The Late, Great Devon Russell


Greetings Friends,
   
●ダンスホール以外でも数年ほど前にルーツ系の盛り上がりがあり、レゲエ市場全体が活況を帯びてきたと思っていたが、現状は以前よりもかなり悪化しているらしい、と僕は“その筋”に詳しい者に最近教えられた。Tex JohnsonのJamaica SoundとFrenchie&Adrian SherwoodによるMaximum Pressureの両レーベルが活動停止を余儀なくされたことが象徴されるようにUKのレゲエ・シーンでは厳しい状況が続いている。上記の2レーベルはUKは勿論のこと国際的規模での好セールスが期待されて立ち上げられたのだが、このような結末を迎えるとは誰が想像できただろうか?
 カッコよくデザインされたパッケーンジングでXterminator、Jammy's そしてTechniquesなどのリイシューを担ってきたが、思ったように利益が出なかったようだ。本当に残念である。イギリスの市場がこのような状況なので、以前のレポートでも触れたJetstarとNext Musicのような英仏合同の国境を超えたディストリビュターを通してUK発のレゲエをヨーロッパ全域でプロモートしていくような仕掛けが重要となってくるだろう。

●Prince Malachiの4枚目のアルバム『Runaway Slave』が予定より少し遅れて完成しJetstarよりリリースされた。Xterminatorを離れてからの最初の作品となる本作はロンドンのStingray Crewと共に制作したようだが、前2作と比べても退けをとらない出来だ。現在、彼は刑務所で服役中でこのアルバムの評判の良さを実感できないと思うのだが。

●Maxi Priestは一体どうしたんだ?と、思っている方々には朗報がある。モンテゴ・ベイで開催された「Air Jamaica Jazz & Blues Festival」で彼はBeres Hammondのゲストとして出演、「How Can We Ease The Pain?」と、「Wild World」を熱唱したらしい。このフェステイバルにはブルーノート・レーベルの女性シンガーCassandra Wilsonとご存知、Alicia Keysも出演した模様。Maxi Priestは現在、新しいチューンの制作をDonald Bennett(実名:Don Corleon)と共にジャマイカで行っているということだ。

●Ninjamanが車同士の事故で負傷し、キングストンの公共病院(通院はおろか入院するなんてトンデモナイと思うような施設だ)に収容されたらしい。彼は順調に回復軌道にのっているらしい。

●Mykal RoseがBlack Uhuruに再参加したらしい。公の場でもプライベートでもお互いの悪口を言いたい放題だった彼とDuckie Simpsonは犬猿の仲だったので驚くべきニュースだ。Roseはリーダー的存在だったにもかかわらず1985年にグループが『Anthem』でグラミー賞を取った後に脱退。僕が想像するには、両者ともRose脱退の後のキャリアがふるわず、Black UhuruをSly & Robbieが手伝ってくれるということで、仕方なくもう一度タッグを組むことになったではなかろうか?
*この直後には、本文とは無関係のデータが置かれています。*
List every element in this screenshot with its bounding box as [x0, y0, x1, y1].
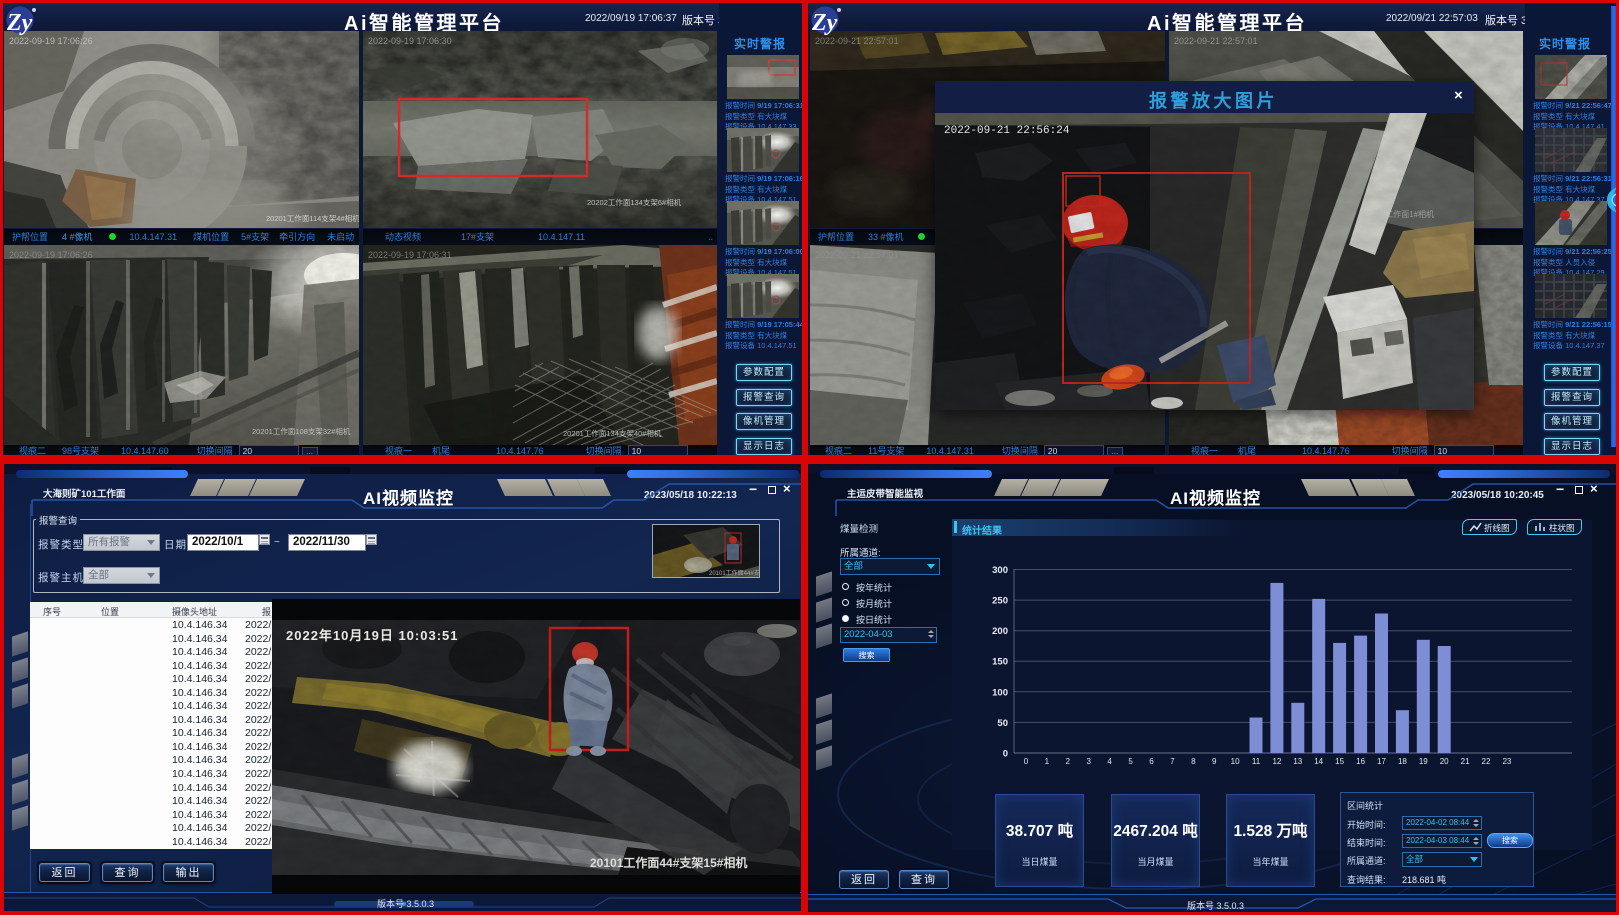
svg-text:100: 100: [992, 687, 1008, 698]
svg-text:18: 18: [1398, 757, 1407, 766]
svg-text:50: 50: [997, 718, 1008, 729]
svg-text:2022-09-21 22:57:01: 2022-09-21 22:57:01: [1174, 36, 1258, 46]
svg-text:300: 300: [992, 565, 1008, 576]
svg-text:200: 200: [992, 626, 1008, 637]
svg-text:6: 6: [1149, 757, 1154, 766]
svg-text:21: 21: [1461, 757, 1470, 766]
svg-text:5: 5: [1128, 757, 1133, 766]
svg-text:2022年10月19日 10:03:51: 2022年10月19日 10:03:51: [286, 628, 459, 643]
svg-text:20101工作面44#支架15#相机: 20101工作面44#支架15#相机: [590, 855, 747, 870]
svg-text:Zy: Zy: [6, 10, 33, 36]
svg-text:19: 19: [1419, 757, 1428, 766]
svg-text:17: 17: [1377, 757, 1386, 766]
svg-text:14: 14: [1314, 757, 1323, 766]
svg-text:4: 4: [1107, 757, 1112, 766]
svg-text:Zy: Zy: [811, 10, 838, 36]
svg-text:10: 10: [1231, 757, 1240, 766]
svg-text:9: 9: [1212, 757, 1217, 766]
svg-text:22: 22: [1482, 757, 1491, 766]
svg-text:250: 250: [992, 596, 1008, 607]
svg-text:0: 0: [1003, 749, 1008, 760]
svg-text:150: 150: [992, 657, 1008, 668]
svg-text:2022-09-21 22:56:24: 2022-09-21 22:56:24: [944, 125, 1070, 137]
svg-text:20201工作面1#相机: 20201工作面1#相机: [1363, 209, 1434, 219]
svg-text:0: 0: [1024, 757, 1029, 766]
svg-text:2022-09-21 22:57:01: 2022-09-21 22:57:01: [815, 250, 899, 260]
svg-text:2: 2: [1066, 757, 1071, 766]
svg-text:3: 3: [1086, 757, 1091, 766]
svg-text:20101工作面44#支架15#相机: 20101工作面44#支架15#相机: [709, 569, 760, 577]
svg-text:20: 20: [1440, 757, 1449, 766]
svg-text:7: 7: [1170, 757, 1175, 766]
svg-text:1: 1: [1045, 757, 1050, 766]
svg-text:11: 11: [1252, 757, 1261, 766]
svg-text:15: 15: [1335, 757, 1344, 766]
svg-text:13: 13: [1293, 757, 1302, 766]
svg-text:12: 12: [1272, 757, 1281, 766]
svg-text:16: 16: [1356, 757, 1365, 766]
svg-text:23: 23: [1502, 757, 1511, 766]
svg-text:8: 8: [1191, 757, 1196, 766]
svg-text:2022-09-21 22:57:01: 2022-09-21 22:57:01: [815, 36, 899, 46]
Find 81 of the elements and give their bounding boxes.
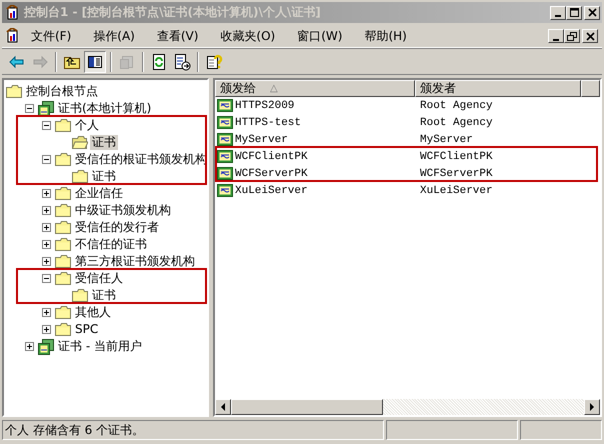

●U BrownとRanking JoeはBlood & Fire Sound Systemが数々のダンスを開催しているおかげで最近出番が多く、偶然にも僕が時々滞在する西フランスの田舎町にもやってきた。U Brownは昔の栄光がウソのように出来が悪いショーを展開し、ウィットに富んだリリックで応戦した地元DJ達に牛耳られる始末。「Weather Balloon」のような名曲で会場をマッシュアップするには到底至らず、ボブ・マーレーのチューンをまるで自分の持ち歌のように披露してしまうという醜態をさらした。それに比べてRanking Joeは2時間近くに渡りノンストップでエネルギッシュなセットを披露した。

●レゲエという分野で、膨大な情報を百科事典的に編纂するという仕事を評価する読者にはオススメノの本が出版された。Nighthawkから発行された『Roots Knotty Roots : The Discography Of Jamaican Music』には1950年から1985年までにジャマイカでリリースされた全ての7インチの情報を網羅しているというから驚きだ。レゲエ業界の勢力抗争や名の売れた評論家達の意見にも全く左右されず、名盤を収録したこの一冊は賞賛されるべきだと思う。このジャマイカ・レコード文化の創成期からデジタル時代直前までのデータを編集したのはNighthawkの社長であるRobert SchonfeldとMichael Turnerだ。

●『Soul Jazz Studio One』シリーズのコンピレーションを持ってない人はいないと思うのだが、もし、まだ買っていなかったら、CD5枚組の『Studio One Musik City』の購入を考えるべきだ。過去のリリースを美しくパッケージし直したこのコンピにはDennis Alcapone、Dillinger、Horace Andy、Ken Boothe、Skatalites、Larry Marshall、Devon Russell、そしてLeroy Wallaceらの名曲が満載されている。最近発売された『Studio One Ska』にはCoxsone Doddのレーベルからの名曲とレア・アイテムをコンパイルしたもので、Joe Higgs、Ethiopians、Wailers、Andy & Joey、The Maytalsらのチューンが収録されている。僕はただ、発売当時、彼らのサウンドがCDに納められている程にクリアーだったらと願うのだが…。